Almost in the 70s

Paul Morrone |

By Paul Morrone CFP®, CPA, MSA

Golf Course.jpg

I broke the cardinal rule on the golf course during one of my last rounds of the season: don’t think about your score before you reach the clubhouse. I know, it sounds counterintuitive seeing as you have to pencil in your score each hole, but it is one of the worst mistakes an amateur golfer can make, and it is entirely mental.  It’s not simply the thought of acknowledging that you’re having a good round, because as a golfer you know when you’re playing well and when you’re not. It’s not a secret. You know generally where you stand. It’s when you tell yourself you ‘need’ to get a par on the next hole that things begin to unravel. Why? I have no idea, but I bet every golfer can relate.

I was on the 15th hole, and that’s when things got ugly. This was before I started thinking about my score, I just had a bad hole. It happens, usually more frequently during a normal round, and I let it get the best of me. A crummy lie in the greenside bunker left me with a tough shot that I executed poorly. Fast forward through a second shot in the sand and a couple of putts and I had my first double bogey of the day. Thinking what could have been my best round was now ruined, I added up my scores and realized I could still break 80 for the first time in my life. I remember what it was like to break 90 the first time, and could only imagine turning in a scorecard with a 7 as the first number. To me, it sounded better than a hole-in-one.

I told myself that all I ‘needed’ to do was play 16, 17 and 18 two over par and I could still pull it off. Mathematically It sounds so simple, yet it is so hard to do. I was playing really well, uncharacteristically well some might say, and had just put together a string of pars and birdies like I’ve never had before. Prior to the 15th, I was 1 under through the previous 7 holes. Given how things had been going, bogey golf didn’t seem terribly overwhelming, especially with two short par fours and a par 3 to end it. After a great drive on 16 I pulled a short iron into the woods, great, a lost ball. Not looking good. Triple bogey. Next hole, 17, triple bogey, again. Eighteen, bogey.

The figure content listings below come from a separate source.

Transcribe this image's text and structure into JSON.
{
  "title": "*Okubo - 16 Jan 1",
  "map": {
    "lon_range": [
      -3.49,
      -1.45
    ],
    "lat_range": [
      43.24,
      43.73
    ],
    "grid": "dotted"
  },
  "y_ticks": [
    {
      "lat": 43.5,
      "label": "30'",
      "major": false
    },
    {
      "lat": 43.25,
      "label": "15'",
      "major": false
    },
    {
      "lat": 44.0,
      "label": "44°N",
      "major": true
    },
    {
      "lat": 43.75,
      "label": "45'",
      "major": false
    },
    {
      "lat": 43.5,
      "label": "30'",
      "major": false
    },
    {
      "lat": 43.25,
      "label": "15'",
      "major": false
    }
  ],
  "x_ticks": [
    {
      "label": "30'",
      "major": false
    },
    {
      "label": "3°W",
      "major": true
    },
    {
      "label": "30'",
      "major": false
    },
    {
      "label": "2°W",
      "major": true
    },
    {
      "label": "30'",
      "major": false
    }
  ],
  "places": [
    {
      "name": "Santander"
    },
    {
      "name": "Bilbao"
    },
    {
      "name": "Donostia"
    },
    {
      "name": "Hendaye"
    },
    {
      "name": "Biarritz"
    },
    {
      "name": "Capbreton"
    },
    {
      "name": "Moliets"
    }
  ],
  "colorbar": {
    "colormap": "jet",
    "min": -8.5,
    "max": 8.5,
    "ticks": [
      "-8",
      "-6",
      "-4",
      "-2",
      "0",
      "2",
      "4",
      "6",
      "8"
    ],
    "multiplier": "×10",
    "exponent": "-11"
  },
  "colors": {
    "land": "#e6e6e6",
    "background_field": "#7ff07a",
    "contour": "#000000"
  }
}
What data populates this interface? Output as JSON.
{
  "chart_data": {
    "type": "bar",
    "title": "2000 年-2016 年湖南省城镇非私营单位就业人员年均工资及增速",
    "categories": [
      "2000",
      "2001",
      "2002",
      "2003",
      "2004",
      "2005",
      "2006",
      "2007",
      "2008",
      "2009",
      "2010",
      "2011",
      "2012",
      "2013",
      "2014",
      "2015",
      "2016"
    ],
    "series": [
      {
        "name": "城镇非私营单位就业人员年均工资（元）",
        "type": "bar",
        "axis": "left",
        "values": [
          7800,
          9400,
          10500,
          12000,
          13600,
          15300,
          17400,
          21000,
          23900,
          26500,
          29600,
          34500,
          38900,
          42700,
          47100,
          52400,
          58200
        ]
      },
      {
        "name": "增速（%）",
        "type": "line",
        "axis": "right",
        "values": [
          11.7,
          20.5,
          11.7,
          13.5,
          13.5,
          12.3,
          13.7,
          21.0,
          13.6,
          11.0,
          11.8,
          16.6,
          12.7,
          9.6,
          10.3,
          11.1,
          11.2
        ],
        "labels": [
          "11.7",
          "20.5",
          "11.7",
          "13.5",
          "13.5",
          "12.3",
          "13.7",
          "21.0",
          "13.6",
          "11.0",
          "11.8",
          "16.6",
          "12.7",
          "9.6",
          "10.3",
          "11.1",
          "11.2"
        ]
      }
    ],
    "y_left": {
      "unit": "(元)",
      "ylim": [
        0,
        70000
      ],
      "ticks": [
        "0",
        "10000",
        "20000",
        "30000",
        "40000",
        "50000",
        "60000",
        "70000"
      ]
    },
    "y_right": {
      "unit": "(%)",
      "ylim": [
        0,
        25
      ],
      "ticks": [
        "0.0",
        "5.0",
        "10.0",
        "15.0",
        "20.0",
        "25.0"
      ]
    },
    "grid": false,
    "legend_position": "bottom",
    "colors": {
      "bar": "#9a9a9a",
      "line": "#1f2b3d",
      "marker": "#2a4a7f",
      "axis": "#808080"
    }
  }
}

What could have (and arguably should have) been a 79 quickly turned into an 85. I’m not an emotional golfer and normally laugh off a bad shot or hole, but this one stung even after a beer at the 19th hole.

I don’t quite have a takeaway after this whole rant, other than the fact that it reinforces how important consistency is in the game of golf. Rounds like this make me realize how hard it is to play at the professional level and how incredibly difficult consistent execution is. It’s even more mind blowing to try to comprehend the success of some of the game’s greatest players such as Jack Nicholas or Tiger Woods. But that is why we play golf, because you can never ‘beat the game.’ The course always wins.